Em Montaigne, sendo a razão impotente para alcançar a essência da divindade, só resta ao homem, com humildade e desprovido de orgulho, ater-se aos ensinamentos de Cristo, abandonar o ódio em seu coração e deixar-se possuir pela beleza do amor. Sua pregação moral irá tomar por base a hipótese de ser “evidente que somente nos conformamos com os deveres que se coadunam com as nossas paixões”, sendo portanto imperativa a instrução, notadamente com exemplos, que nos levem a mudar de atitude. De certa forma reduzindo o cristianismo a essa dimensão moral, é levado a depreciar a razão, a mostrar que o homem não tem motivos para supor-se superior aos animais. “Se acreditássemos n´Ele – e não chego a dizer se tivéssemos fé --, se tão somente acreditássemos n´Ele, e com vergonha o digo, se o tivéssemos em nós como um amigo, por exemplo, nós o amaríamos acima de tudo pela sua infinita bondade, e pela beleza que n´Ele resplandece.”

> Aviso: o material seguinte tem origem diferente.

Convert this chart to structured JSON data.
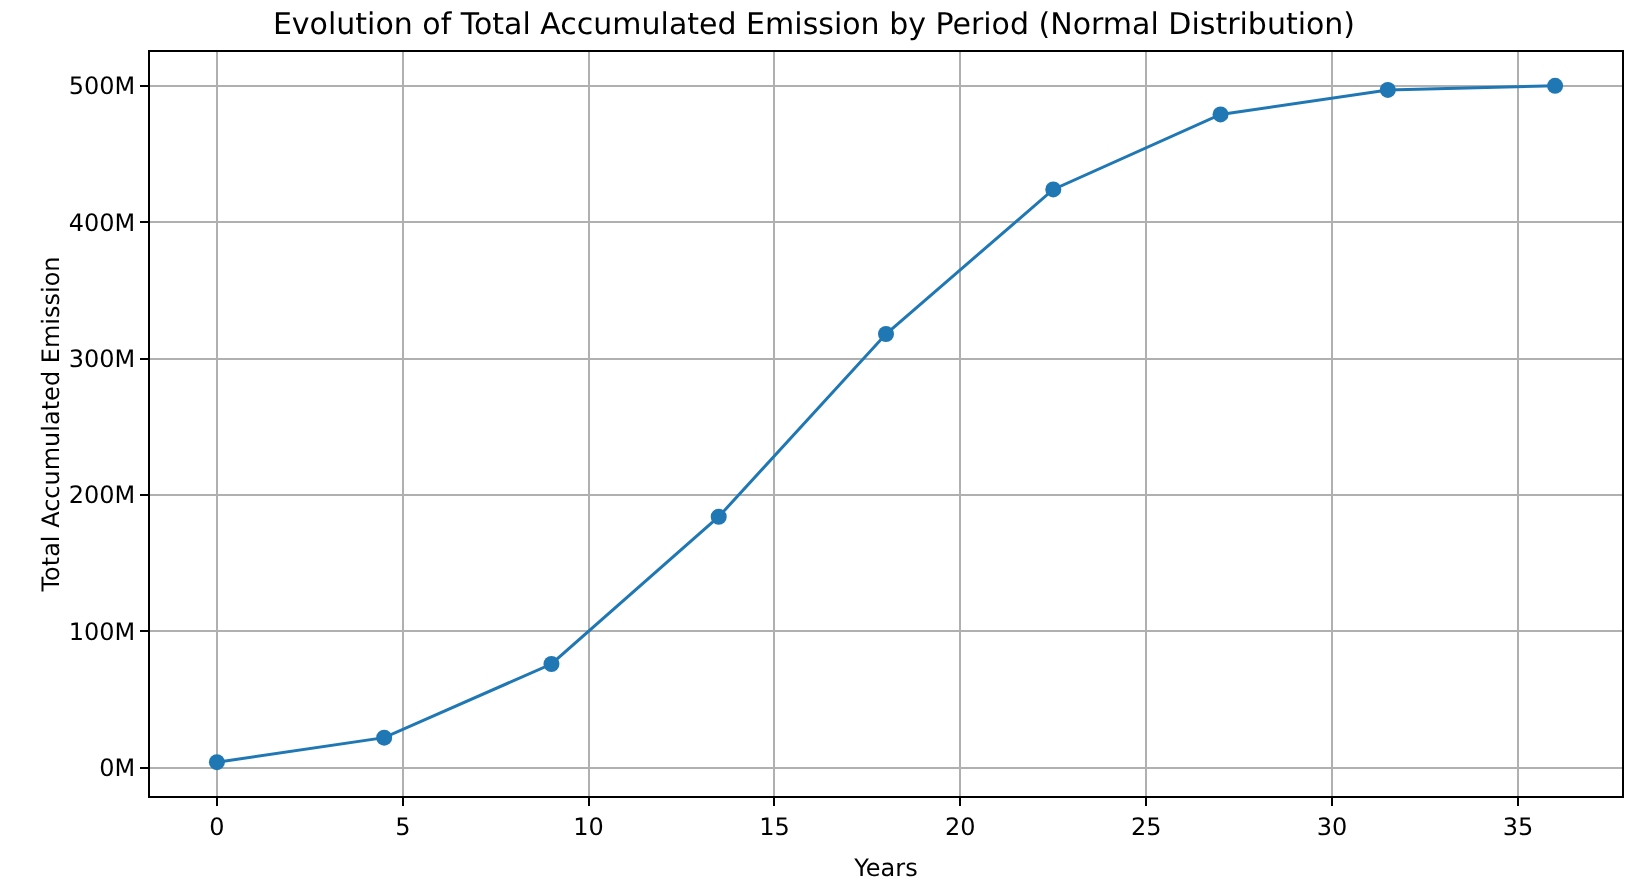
{
  "chart_data": {
    "type": "line",
    "title": "Evolution of Total Accumulated Emission by Period (Normal Distribution)",
    "xlabel": "Years",
    "ylabel": "Total Accumulated Emission",
    "x": [
      0,
      4.5,
      9,
      13.5,
      18,
      22.5,
      27,
      31.5,
      36
    ],
    "series": [
      {
        "color": "#1f77b4",
        "values": [
          4,
          22,
          76,
          184,
          318,
          424,
          479,
          497,
          500
        ]
      }
    ],
    "xlim": [
      -1.8,
      37.8
    ],
    "xticks": [
      0,
      5,
      10,
      15,
      20,
      25,
      30,
      35
    ],
    "ylim": [
      -20.8,
      524.8
    ],
    "yticks": [
      {
        "value": 0,
        "label": "0M"
      },
      {
        "value": 100,
        "label": "100M"
      },
      {
        "value": 200,
        "label": "200M"
      },
      {
        "value": 300,
        "label": "300M"
      },
      {
        "value": 400,
        "label": "400M"
      },
      {
        "value": 500,
        "label": "500M"
      }
    ],
    "grid": true,
    "marker": "circle",
    "line_style": "solid"
  }
}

Para atribuir indispensável conteúdo à sua pregação moral, Montaigne irá valer-se tanto de Aristóteles como dos estóicos, sobretudo Sêneca. De Aristóteles irá retirar a tese de que as virtudes, em sua aplicação, revelam possuir um ponto ideal de equilíbrio, a que chamou de justo meio. Aborda inclusive os mesmos temas a exemplo da coragem e da covardia. Essa, aliás, devia ser uma questão muito presente em sua vida por  haver exercido funções militares e participado de combates. Justamente os exemplos de que se vale, neste caso, seria retirados de incidentes ocorridos durante guerras.
 
Entretanto, quando se trata do sofrimento e da morte, irá valer-se dos ensinamentos estóicos. Vejamos a esse propósito o que escreveu no ensaio que aparece denominado como Capítulo XIV do Livro I: “Estamos bem ou mal neste mundo segundo o que pensamos: contente está quem se acredita contente. Nossa crença é que faz seja ou não seja real a felicidade. ... As coisas não são nem dolorosas nem difíceis em si. Para julgar de sua elevação e grandeza é necessário uma alma com essas qualidades, sem o que lhe atribuiríamos nossos próprios defeitos. Um remo é reto, e no entanto quando mergulhamos na água parece curvo. Não basta ver a coisa, importa como vê-la.” E mais: “Por certo a filosofia armou o homem contra o sofrimento resultante de qualquer acidente e proveu-o de paciência. E se o mal sobreexcede suas forças, fornece-lhe o meio de escapar e se tornar insensível. Mas são meios, esses, que só estão ao alcance de uma alma forte, segura de si, capaz de raciocínio e decisão.” (Livro II; Capítulo XII)

Os Ensaios de Montaigne são de leitura agradável, achando-se entremeados de exemplos, retirados da história, que sempre nos proporcionarão algum ensinamento.